Have you ever been outside in a vast field, with a blindfold over your eyes? What is before you is massive, infinite, laden with answers to life…but you can only somehow feel its vastness, and the hands on your blindfold are whispering, “not yet, not yet, not yet.”

At the beginning of 2012, I was an oh-lord-I-just-met-someone-and-suddenly-got-married girl, just beginning to feel the aches and pains of finally seeing life created within relationships with girls through the new Good Women Project (one of the most beautiful parts of my entire life!) but asking, isn’t there more to All Of This than just talking. writing. telling my story, a thousand times over?

And now here I am, at the almost-beginning of 2013, with Bangladesh before me, and a year of emotional upheaval about the lack of doing, giving, face-to-face-love-ing behind me.

I made that sound more intense than I should have, perhaps, but there’s a reason that the posts have been going up slowly on Good Women Project and here on my blog. The heart shifts and grows, and these digital pages are learning how to align themselves with the newly budding desires and ever-maturing perspective. I have decades of damage from closing out my heart’s cries, and this outward silence is my learning to hear.

* * *

Lindsey and I talked some more, and she shared with me what Food For The Hungry has been doing around the world, and what they’re doing with women in Bangladesh.

It sounded incredible, but I felt like someone had just asked me how I’d feel about visiting the moon tomorrow.

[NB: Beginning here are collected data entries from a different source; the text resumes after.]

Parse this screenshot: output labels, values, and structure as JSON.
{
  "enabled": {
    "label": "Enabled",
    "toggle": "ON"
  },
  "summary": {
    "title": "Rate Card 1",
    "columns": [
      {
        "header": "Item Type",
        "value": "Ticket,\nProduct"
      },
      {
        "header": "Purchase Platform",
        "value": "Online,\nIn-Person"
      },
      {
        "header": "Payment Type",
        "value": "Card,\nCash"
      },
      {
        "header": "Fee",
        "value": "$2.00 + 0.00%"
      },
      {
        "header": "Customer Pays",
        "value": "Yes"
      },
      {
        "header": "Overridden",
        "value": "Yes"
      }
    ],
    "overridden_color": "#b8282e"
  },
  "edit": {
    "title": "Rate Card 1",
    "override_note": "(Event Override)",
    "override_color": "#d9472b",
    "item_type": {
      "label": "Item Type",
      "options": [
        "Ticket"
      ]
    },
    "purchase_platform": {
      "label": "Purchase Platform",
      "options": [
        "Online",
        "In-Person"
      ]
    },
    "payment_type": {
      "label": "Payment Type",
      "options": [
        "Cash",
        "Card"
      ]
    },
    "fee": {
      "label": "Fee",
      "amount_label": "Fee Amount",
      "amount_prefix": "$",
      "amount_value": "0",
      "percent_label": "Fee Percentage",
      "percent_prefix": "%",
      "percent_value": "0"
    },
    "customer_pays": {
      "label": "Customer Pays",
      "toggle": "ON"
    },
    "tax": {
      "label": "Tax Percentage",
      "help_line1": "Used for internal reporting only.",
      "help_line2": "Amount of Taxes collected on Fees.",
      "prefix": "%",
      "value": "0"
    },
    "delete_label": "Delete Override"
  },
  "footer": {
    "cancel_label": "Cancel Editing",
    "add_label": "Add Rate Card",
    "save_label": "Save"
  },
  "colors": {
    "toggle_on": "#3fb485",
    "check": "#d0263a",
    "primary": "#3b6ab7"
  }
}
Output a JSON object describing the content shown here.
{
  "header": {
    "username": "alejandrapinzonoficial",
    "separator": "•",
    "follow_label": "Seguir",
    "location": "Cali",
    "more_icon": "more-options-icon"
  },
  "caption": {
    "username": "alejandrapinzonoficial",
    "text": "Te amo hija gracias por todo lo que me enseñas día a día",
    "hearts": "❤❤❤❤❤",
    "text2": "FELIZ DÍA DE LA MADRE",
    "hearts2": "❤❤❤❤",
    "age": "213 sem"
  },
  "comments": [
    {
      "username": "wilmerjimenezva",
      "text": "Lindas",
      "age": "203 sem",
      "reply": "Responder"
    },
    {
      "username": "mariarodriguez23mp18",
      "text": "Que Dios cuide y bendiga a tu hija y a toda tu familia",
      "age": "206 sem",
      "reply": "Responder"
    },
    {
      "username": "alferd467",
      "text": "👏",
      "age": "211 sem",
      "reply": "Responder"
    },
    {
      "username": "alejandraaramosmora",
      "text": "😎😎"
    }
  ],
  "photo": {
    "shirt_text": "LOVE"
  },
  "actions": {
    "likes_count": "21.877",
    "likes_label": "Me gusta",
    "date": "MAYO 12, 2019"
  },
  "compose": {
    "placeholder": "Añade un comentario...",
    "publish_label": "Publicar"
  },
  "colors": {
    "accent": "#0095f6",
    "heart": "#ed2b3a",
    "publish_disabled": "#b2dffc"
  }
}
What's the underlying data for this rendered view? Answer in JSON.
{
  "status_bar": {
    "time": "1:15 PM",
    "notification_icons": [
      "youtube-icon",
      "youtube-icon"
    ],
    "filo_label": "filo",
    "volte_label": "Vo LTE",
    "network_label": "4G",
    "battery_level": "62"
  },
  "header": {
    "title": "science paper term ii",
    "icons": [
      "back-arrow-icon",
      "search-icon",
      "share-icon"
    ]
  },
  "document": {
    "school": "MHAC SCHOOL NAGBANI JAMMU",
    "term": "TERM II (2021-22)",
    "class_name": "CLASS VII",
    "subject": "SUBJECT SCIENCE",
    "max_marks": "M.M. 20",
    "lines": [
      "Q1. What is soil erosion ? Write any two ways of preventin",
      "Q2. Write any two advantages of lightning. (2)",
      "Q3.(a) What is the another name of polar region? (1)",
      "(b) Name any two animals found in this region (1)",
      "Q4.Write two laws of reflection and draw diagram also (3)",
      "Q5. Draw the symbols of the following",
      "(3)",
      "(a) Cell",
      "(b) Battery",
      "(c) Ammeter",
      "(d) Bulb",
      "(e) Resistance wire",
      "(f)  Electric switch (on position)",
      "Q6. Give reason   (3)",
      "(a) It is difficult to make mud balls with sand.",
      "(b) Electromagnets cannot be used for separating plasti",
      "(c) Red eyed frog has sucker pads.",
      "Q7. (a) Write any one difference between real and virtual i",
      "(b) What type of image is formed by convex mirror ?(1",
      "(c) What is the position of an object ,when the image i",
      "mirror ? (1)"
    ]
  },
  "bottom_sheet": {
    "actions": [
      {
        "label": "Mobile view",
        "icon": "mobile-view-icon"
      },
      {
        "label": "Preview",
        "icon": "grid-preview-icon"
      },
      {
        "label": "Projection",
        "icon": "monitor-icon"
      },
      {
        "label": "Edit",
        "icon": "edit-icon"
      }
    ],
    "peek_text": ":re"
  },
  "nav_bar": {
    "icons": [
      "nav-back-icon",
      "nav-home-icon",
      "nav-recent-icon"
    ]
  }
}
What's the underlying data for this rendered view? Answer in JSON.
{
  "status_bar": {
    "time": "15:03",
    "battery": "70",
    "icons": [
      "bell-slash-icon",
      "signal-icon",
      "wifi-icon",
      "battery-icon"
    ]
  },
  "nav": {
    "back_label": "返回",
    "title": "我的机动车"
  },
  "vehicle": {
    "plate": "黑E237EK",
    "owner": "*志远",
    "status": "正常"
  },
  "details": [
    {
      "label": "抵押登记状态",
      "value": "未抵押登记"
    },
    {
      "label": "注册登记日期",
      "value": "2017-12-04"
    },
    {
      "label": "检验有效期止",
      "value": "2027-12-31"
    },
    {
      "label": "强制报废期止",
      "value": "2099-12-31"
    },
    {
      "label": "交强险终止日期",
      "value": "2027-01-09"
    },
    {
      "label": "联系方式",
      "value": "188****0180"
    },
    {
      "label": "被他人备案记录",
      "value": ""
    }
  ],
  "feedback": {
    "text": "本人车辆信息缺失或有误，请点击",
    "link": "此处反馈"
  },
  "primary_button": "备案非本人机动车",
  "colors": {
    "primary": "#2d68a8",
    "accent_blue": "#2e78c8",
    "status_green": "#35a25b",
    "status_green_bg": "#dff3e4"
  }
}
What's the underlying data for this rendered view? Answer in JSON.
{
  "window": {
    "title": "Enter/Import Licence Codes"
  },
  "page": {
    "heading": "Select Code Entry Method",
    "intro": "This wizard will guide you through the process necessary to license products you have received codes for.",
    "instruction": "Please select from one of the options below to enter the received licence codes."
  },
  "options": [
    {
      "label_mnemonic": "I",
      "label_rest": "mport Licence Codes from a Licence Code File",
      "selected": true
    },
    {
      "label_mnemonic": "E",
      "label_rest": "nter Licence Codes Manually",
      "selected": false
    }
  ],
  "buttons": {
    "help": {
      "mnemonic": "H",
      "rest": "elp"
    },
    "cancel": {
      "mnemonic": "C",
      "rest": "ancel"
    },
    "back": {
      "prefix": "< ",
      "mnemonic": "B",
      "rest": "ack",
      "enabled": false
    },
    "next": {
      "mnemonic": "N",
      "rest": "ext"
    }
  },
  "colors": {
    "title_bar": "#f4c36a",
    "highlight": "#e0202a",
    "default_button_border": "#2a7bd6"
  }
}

This is all well and good, hypothetically speaking, and for all my friends who do missions trips and live abroad, but wait – really – this is like, the actual moon. My apartment is in Hollywood and I have like, a real sweet grownup job involving celebrities ‘n stuff.

I had a thousand reasons why it was inconvenient, and not a single reason why I shouldn’t go. My whole life up to this point has been excruciatingly inconvenient, and I’m beginning to believe it may be the secret to happiness, joy, and all things worth experiencing.

So I said yes.

On January 24th, Max and I will be flying through Istanbul to Dhaka, Bangladesh for 7 days.

This is the first time I will be leaving the United States of America.

This is something I’ve wanted to do since I was 12.

This is something terrifying.

This is something beautiful.

* * *

To be honest, I still don’t know much about Bangladesh, or how exactly is creating new life and new love for the women there. But I cannot express how excited I am to go see. To be a part. To write, to share, to give you a glimpse of another world.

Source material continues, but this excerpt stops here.